Professor Barry Schwartz has written a book called The Paradox of Choice, arguing that too much choice is bad. And I agree with him.
The article above lists a range of choices available at common stores. I can add my own story to this. Although super-markets in Europe are much the same as in the US, the restaurants are generally very different. Almost every time I go restaurant or company cafeteria in the US I am presented with a mindboggling amount of choice. Just getting a sandwhich or roll needs you to be a chef. Do I want Turkey, Chicken, Roast, Vegetables, Lettuce, Tomatoes? On Rye, Sourdough, Whole grain, Bagel? Do I require Reduced Sodium, Reduced Sugar or Yeast-free? Do I want mayonaise, hollandaise, ketchup or sauce-of-the-day?
Would I like a side-order of fries, salad, rice, etc. etc. etc. Don't even get me started on ordering a hamburger and just getting a halved roll and a piece of meat and having to find out that you have to build the burger yourself at the condiments-bar. "Is this your first time in the US sir?", "I guess you aren't used to the kind of choice you get in a free country Sir...".

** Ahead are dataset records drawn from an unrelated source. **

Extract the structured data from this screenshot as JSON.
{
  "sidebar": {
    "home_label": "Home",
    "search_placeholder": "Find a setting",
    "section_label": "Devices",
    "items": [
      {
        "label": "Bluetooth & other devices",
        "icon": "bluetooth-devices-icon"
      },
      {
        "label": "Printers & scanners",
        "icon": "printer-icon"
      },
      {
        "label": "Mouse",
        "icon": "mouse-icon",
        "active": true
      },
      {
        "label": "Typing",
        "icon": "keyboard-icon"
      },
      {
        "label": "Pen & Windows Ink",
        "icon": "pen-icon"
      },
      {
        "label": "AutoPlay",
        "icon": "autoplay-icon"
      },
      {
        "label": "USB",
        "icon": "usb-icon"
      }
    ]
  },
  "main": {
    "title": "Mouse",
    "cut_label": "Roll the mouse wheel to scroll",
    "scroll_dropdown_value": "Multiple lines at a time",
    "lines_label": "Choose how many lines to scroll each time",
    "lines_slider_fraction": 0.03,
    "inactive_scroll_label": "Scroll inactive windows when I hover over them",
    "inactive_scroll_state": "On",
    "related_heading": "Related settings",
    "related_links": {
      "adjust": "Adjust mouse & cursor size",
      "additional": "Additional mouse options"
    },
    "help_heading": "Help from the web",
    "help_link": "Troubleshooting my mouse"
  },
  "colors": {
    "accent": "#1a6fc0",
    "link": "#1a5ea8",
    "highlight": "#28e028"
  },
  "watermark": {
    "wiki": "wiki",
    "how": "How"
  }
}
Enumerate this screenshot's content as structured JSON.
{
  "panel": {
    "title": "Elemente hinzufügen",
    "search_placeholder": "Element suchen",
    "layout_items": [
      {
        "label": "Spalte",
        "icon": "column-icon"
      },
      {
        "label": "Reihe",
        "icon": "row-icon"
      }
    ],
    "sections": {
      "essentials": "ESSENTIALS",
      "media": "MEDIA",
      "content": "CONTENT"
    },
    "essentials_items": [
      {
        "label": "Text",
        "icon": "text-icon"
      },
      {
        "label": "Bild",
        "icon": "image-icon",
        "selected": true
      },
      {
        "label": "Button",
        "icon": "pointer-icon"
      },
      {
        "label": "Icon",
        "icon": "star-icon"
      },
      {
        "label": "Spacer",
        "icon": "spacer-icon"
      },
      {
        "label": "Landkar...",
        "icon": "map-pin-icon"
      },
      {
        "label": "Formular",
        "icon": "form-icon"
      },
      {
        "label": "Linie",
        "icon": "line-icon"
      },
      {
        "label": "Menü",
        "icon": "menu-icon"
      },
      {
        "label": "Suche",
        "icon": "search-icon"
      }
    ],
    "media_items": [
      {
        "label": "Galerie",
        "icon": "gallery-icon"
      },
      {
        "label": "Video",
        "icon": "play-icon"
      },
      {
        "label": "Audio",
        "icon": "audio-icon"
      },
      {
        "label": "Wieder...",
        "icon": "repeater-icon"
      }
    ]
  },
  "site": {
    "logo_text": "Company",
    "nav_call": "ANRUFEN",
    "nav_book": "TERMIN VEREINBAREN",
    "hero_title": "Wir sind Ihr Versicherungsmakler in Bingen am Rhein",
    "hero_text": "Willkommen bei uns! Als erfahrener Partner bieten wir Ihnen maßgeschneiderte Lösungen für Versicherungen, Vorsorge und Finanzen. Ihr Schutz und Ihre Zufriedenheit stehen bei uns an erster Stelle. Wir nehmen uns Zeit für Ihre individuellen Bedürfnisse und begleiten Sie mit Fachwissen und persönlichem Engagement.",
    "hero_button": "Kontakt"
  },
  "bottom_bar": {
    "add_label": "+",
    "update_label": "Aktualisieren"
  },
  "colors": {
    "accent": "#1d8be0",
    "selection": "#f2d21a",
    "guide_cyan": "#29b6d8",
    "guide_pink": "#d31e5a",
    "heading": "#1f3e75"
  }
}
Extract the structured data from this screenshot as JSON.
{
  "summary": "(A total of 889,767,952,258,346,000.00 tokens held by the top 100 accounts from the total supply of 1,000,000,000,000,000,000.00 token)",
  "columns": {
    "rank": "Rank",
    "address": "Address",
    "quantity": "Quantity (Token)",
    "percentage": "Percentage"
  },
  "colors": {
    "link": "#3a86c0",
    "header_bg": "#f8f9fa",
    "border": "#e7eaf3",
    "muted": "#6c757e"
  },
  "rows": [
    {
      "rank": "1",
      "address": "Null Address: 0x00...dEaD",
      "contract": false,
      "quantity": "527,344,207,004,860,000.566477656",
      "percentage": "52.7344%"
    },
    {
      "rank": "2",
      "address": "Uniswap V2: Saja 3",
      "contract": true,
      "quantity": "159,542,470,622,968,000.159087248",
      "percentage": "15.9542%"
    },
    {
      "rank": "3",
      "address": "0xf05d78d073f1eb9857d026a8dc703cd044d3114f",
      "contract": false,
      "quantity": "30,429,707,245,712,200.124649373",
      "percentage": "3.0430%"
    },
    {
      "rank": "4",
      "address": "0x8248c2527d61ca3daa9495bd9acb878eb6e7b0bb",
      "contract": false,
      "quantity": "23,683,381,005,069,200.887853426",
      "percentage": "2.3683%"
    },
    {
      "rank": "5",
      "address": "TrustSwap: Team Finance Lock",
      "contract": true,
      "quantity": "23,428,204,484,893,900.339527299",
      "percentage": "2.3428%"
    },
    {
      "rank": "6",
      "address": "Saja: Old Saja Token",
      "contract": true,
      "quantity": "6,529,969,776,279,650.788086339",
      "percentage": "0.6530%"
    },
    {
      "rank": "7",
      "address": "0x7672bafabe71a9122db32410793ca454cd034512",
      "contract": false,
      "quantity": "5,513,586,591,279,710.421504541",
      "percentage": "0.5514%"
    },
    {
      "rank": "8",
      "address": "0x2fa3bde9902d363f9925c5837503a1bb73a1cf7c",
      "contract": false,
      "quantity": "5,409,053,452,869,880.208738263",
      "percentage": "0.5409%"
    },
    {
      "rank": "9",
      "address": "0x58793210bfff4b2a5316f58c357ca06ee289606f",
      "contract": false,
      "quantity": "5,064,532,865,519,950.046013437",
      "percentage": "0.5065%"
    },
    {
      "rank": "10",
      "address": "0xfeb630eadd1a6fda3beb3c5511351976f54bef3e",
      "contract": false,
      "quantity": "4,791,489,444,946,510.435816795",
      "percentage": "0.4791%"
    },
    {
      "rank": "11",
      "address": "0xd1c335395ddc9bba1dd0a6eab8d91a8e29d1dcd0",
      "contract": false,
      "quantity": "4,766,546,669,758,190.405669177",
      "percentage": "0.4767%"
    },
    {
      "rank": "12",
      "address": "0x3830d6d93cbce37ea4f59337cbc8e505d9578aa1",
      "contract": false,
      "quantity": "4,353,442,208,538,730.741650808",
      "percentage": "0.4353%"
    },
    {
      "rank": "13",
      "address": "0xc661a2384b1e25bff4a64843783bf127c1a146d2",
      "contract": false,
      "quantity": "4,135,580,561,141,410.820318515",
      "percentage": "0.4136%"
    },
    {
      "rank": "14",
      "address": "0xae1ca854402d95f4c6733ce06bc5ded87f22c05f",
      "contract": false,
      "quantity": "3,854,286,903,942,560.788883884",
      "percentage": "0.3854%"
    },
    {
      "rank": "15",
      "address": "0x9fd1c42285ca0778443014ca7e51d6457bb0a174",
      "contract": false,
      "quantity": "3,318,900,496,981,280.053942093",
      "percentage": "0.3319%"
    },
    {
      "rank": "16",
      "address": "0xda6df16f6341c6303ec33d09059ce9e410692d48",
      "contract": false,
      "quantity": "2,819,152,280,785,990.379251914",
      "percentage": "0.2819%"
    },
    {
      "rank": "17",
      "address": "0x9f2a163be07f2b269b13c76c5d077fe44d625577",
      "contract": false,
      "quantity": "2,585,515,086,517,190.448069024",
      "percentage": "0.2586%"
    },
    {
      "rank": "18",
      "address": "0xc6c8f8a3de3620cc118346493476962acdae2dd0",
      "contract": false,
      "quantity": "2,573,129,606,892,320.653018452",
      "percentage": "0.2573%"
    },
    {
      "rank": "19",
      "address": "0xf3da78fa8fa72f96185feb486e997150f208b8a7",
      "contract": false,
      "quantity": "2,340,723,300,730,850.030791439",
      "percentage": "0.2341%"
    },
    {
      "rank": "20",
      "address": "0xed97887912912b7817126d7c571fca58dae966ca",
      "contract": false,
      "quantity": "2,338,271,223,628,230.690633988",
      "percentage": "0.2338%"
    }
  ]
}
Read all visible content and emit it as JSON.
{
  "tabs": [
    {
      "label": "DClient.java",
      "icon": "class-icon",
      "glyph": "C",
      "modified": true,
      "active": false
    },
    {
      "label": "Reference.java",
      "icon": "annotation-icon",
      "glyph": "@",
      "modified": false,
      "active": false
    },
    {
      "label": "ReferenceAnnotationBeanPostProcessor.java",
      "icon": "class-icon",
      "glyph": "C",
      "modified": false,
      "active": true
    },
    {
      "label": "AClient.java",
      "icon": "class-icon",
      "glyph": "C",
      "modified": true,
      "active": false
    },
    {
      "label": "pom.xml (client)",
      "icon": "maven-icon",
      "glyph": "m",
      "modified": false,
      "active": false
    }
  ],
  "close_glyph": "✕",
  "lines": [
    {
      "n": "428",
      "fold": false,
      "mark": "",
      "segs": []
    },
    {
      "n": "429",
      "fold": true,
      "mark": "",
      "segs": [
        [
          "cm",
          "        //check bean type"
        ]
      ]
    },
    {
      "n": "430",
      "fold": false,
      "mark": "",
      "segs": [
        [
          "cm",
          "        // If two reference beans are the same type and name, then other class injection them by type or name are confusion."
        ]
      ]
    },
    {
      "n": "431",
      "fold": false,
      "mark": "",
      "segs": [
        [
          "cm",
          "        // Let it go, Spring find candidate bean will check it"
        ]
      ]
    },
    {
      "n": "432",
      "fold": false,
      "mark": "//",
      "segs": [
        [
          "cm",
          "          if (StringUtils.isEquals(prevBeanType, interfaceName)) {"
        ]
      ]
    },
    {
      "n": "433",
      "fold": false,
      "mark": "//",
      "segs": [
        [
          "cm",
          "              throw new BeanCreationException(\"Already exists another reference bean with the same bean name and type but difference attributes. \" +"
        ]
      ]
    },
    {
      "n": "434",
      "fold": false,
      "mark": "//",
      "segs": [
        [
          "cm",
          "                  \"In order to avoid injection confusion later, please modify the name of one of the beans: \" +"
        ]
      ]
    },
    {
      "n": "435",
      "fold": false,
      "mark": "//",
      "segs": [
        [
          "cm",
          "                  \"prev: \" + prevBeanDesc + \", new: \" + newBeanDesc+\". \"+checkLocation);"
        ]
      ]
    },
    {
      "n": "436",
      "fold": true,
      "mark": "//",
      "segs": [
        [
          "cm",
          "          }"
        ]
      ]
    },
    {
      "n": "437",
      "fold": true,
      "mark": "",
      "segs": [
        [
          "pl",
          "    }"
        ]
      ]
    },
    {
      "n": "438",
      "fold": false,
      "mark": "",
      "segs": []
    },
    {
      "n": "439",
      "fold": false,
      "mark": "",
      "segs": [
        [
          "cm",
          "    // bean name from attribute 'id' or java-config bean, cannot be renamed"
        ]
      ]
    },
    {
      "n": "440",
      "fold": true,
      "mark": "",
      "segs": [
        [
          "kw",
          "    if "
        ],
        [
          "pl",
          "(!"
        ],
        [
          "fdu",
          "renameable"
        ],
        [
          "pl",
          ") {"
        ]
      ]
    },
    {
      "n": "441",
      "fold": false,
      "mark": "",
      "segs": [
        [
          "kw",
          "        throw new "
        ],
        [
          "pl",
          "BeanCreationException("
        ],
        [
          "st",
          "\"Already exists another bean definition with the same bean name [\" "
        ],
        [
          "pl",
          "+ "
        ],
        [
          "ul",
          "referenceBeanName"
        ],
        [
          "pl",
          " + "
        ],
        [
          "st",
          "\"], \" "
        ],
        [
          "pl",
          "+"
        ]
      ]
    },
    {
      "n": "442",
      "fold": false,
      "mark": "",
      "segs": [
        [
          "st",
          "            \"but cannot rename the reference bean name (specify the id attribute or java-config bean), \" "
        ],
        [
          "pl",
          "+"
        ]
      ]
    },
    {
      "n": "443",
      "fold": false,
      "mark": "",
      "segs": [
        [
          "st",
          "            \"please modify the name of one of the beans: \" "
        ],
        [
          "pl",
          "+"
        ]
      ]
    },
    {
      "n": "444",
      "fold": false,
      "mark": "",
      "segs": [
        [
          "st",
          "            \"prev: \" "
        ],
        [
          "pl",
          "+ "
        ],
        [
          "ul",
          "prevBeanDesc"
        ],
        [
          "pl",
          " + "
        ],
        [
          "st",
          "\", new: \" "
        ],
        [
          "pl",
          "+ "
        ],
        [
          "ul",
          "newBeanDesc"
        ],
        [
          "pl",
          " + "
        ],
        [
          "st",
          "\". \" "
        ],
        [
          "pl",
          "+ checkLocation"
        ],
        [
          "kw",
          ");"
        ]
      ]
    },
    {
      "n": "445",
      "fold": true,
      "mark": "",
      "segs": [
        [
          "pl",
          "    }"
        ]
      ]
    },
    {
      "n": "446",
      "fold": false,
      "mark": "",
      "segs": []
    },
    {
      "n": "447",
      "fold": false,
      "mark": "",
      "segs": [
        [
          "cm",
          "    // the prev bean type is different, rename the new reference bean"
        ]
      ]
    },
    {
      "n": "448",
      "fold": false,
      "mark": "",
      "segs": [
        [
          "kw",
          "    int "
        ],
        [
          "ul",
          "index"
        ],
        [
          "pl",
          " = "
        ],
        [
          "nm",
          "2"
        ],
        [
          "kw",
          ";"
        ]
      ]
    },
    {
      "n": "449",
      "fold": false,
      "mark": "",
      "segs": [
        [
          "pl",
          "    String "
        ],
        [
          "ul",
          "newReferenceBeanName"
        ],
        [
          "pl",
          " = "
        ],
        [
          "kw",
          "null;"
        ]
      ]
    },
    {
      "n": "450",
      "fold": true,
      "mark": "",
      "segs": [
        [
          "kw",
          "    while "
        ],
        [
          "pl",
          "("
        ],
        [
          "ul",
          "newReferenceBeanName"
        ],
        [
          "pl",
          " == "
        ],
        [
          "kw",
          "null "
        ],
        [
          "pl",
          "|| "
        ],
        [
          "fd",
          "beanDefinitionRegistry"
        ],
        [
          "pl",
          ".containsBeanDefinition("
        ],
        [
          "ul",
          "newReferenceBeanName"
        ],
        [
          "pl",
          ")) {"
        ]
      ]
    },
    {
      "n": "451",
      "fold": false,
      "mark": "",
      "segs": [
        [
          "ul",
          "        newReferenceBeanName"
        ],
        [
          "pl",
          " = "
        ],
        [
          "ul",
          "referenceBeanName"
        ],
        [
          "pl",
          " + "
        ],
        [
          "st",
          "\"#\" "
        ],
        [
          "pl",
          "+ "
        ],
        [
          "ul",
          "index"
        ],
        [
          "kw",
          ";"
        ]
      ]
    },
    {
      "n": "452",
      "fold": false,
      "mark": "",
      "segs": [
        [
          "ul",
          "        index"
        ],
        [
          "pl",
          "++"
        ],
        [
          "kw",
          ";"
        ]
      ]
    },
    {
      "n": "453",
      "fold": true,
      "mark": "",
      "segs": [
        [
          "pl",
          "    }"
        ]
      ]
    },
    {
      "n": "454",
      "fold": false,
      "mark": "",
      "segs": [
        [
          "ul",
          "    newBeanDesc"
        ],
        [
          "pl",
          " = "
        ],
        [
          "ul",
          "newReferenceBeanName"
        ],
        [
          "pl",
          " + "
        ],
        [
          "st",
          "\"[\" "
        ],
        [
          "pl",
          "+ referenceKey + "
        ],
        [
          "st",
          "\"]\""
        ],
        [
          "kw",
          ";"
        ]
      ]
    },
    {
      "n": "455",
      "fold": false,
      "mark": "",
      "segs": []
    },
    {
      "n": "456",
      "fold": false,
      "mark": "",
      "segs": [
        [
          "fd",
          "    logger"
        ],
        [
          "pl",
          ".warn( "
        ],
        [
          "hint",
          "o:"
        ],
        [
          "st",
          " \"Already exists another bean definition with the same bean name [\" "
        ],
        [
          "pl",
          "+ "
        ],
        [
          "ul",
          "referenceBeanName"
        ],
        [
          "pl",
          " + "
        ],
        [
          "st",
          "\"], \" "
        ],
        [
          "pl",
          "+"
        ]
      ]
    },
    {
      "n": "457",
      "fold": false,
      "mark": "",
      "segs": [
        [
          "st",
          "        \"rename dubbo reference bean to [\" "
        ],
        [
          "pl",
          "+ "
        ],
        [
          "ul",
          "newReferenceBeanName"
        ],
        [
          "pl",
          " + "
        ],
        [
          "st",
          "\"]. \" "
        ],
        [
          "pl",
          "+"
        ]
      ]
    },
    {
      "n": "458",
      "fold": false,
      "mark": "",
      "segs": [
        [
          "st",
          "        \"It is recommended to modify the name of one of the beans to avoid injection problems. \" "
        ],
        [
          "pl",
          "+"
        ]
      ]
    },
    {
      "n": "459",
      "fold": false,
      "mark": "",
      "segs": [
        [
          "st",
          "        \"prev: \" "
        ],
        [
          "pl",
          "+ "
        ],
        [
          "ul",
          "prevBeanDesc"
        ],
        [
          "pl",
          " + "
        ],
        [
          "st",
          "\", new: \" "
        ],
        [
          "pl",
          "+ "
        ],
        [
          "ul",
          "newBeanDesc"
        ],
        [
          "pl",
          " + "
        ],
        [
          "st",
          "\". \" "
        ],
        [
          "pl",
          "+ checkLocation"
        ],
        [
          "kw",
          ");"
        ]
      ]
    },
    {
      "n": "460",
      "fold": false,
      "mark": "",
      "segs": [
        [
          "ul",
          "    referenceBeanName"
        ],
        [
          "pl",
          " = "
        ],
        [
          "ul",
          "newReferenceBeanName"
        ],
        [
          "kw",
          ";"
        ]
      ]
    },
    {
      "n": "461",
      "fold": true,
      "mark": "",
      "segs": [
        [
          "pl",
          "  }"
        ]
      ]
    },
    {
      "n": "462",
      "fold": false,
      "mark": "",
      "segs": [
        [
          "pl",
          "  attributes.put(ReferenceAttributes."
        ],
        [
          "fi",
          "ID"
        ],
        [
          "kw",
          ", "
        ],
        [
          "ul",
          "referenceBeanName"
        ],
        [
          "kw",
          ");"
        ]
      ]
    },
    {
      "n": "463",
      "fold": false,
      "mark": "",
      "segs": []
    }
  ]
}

Since I'm usually in the US for business-meetings I am tired, washed out and more then likely jet-lagged by the time I get to a food-joint. The last thing I want to do is decide the exact ingredients, their quality and quantity and their arrangement in my meal. There are people who study this exact thing for years on end. They are called "chefs". And using a sophisticated distributed information technology called "a menu" they inform people of what to their expert opinion tastes good.
But of course chefs are expensive. So what this whole "choice is good" thing boils down to is that you can train any monkey to slam a set of ingredients together in the way some customer says. Making it taste good and creating a combination that makes the whole better then the sum of its parts is another matter entirely.